Post Swim Breakfast, Lunch and Dinner
There is a small outdoor café – The Crabbe Hole – overlooking the pool near the change rooms. You can grab breakfast or lunch here, with tasty toasted sandwiches, salad and tea/coffee on offer to help you warm up and refuel.. All while still wrapped in your towel if you prefer.
The Bondi Icebergs Club is also on the middle level of the building above the pool, which offers casual bistro style dining from 11am, along with amazing views.
Some swimmers prefer to go from one extreme to the other, using the newly upgraded change rooms at Icebergs to shower & change into something more formal than their swimmers before heading right to the top of the Icebergs building to the legendary Icebergs Dining Room & Bar which is famous for it’s delicious long lunches, top service, world class cocktails.
Tides Are Important Too
Depending on the time of day you swim, and the tides, sometimes the ocean waves will come gently rolling over the north end of the pool or when conditions are more extreme you will find waves crashing over the entire sea wall.
When conditions get too extreme the pool is either partially roped off or closed completely for swimmers safety. For while the gentle waves will give you a sense of swimming in the open sea, while more powerful waves can send you flying across the pool lanes and can cause collisions between swimmers being flung around like loose socks in the washing machine (which is why the staff are quick to shut down of the pool when there is the combination of high or king tides and massive swells).

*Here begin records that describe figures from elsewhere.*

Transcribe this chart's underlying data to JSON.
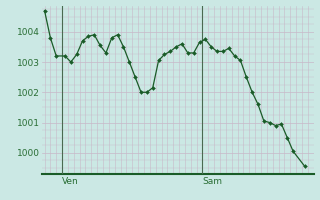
{
  "background_color": "#cbe8e4",
  "grid_color_v": "#c8b8c8",
  "grid_color_h": "#c8b8c8",
  "line_color": "#1a5c28",
  "marker_color": "#1a5c28",
  "ylim": [
    999.3,
    1004.85
  ],
  "yticks": [
    1000,
    1001,
    1002,
    1003,
    1004
  ],
  "xlim_left": -3.5,
  "xlim_right": 43.0,
  "ven_x": 0.0,
  "sam_x": 24.0,
  "x_values": [
    -3.0,
    -2.0,
    -1.0,
    0.5,
    1.5,
    2.5,
    3.5,
    4.5,
    5.5,
    6.5,
    7.5,
    8.5,
    9.5,
    10.5,
    11.5,
    12.5,
    13.5,
    14.5,
    15.5,
    16.5,
    17.5,
    18.5,
    19.5,
    20.5,
    21.5,
    22.5,
    23.5,
    24.5,
    25.5,
    26.5,
    27.5,
    28.5,
    29.5,
    30.5,
    31.5,
    32.5,
    33.5,
    34.5,
    35.5,
    36.5,
    37.5,
    38.5,
    39.5,
    41.5
  ],
  "y_values": [
    1004.7,
    1003.8,
    1003.2,
    1003.2,
    1003.0,
    1003.25,
    1003.7,
    1003.85,
    1003.9,
    1003.55,
    1003.3,
    1003.8,
    1003.9,
    1003.5,
    1003.0,
    1002.5,
    1002.0,
    1002.0,
    1002.15,
    1003.05,
    1003.25,
    1003.35,
    1003.5,
    1003.6,
    1003.3,
    1003.3,
    1003.65,
    1003.75,
    1003.5,
    1003.35,
    1003.35,
    1003.45,
    1003.2,
    1003.05,
    1002.5,
    1002.0,
    1001.6,
    1001.05,
    1001.0,
    1000.9,
    1000.95,
    1000.5,
    1000.05,
    999.55
  ],
  "bottom_color": "#1a5c28",
  "label_color": "#2a6e35",
  "tick_label_fontsize": 6.5
}
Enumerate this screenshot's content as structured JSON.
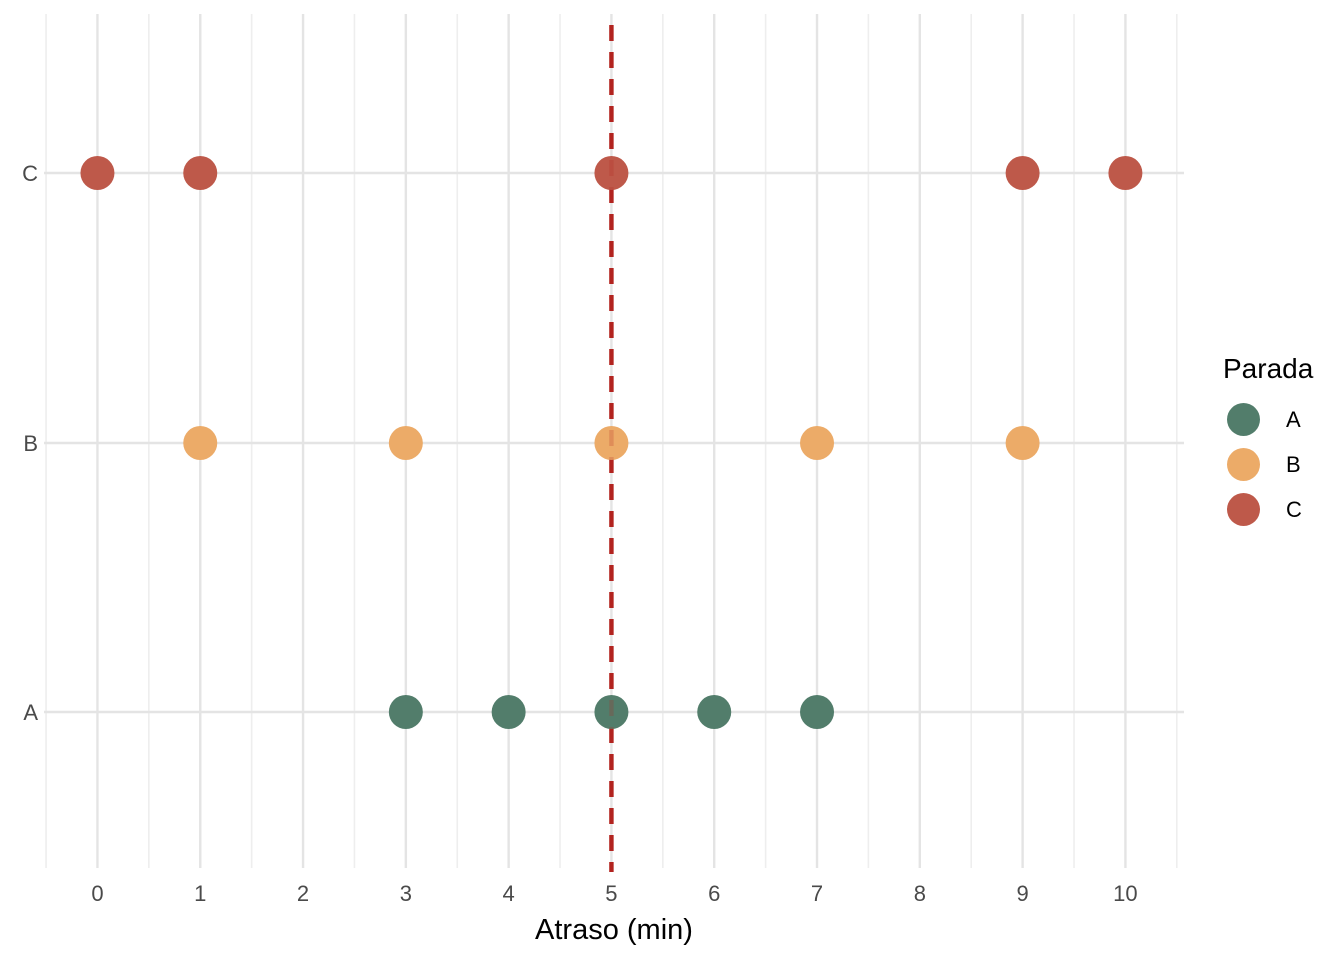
{
  "chart_data": {
    "type": "scatter",
    "title": "",
    "xlabel": "Atraso (min)",
    "ylabel": "",
    "x_ticks": [
      0,
      1,
      2,
      3,
      4,
      5,
      6,
      7,
      8,
      9,
      10
    ],
    "xlim": [
      -0.52,
      10.57
    ],
    "y_categories": [
      "A",
      "B",
      "C"
    ],
    "series": [
      {
        "name": "A",
        "y": "A",
        "color": "#527D6B",
        "x_values": [
          3,
          4,
          5,
          6,
          7
        ]
      },
      {
        "name": "B",
        "y": "B",
        "color": "#ECAB68",
        "x_values": [
          1,
          3,
          5,
          7,
          9
        ]
      },
      {
        "name": "C",
        "y": "C",
        "color": "#BE594A",
        "x_values": [
          0,
          1,
          5,
          9,
          10
        ]
      }
    ],
    "vline": {
      "x": 5,
      "color": "#B2231F",
      "style": "dashed"
    },
    "legend": {
      "title": "Parada",
      "position": "right",
      "entries": [
        "A",
        "B",
        "C"
      ]
    },
    "grid": {
      "show": true,
      "major_color": "#E4E4E4",
      "minor_color": "#EEEEEE"
    },
    "axis_text_color": "#4A4A4A"
  }
}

If you want to time it so you’re at the pool during low tide to avoid the ‘washing machine’ effect completely check Willy Weather for accurate tide chart pre-swim as well as looking at the pool’s cameras (link above).
Icebergs Swimming Club
Like the idea of joining the Bondi Icebergs Swimming Club? You’ll have to be committed to repeatedly jumping in the pool no matter what the air or water temperature is. For to become an official member of the Icebergs Club – as per the original rules set back in 1929 – you must compete throughout Sydney’s coolest months of the year: May to September in the weekly Sunday races.
It’s essential to turn up for three Sunday’s out of each four swim meets over a period of five years – that means competing in 75 swims over a minimum of five years. Is about more about participation than speed and they have races for swimmers of all levels and ages. But if that all sounds like too much you can simply visit the pool as a casual visitor!
For those who love the idea of being way out in the ocean amongst the surfers, ocean swimmers and even the dolphins and whales that swim past regularly, but feel a bit nervous about the open seas, swimming at Bondi Icebergs swimming pool really is the next best thing.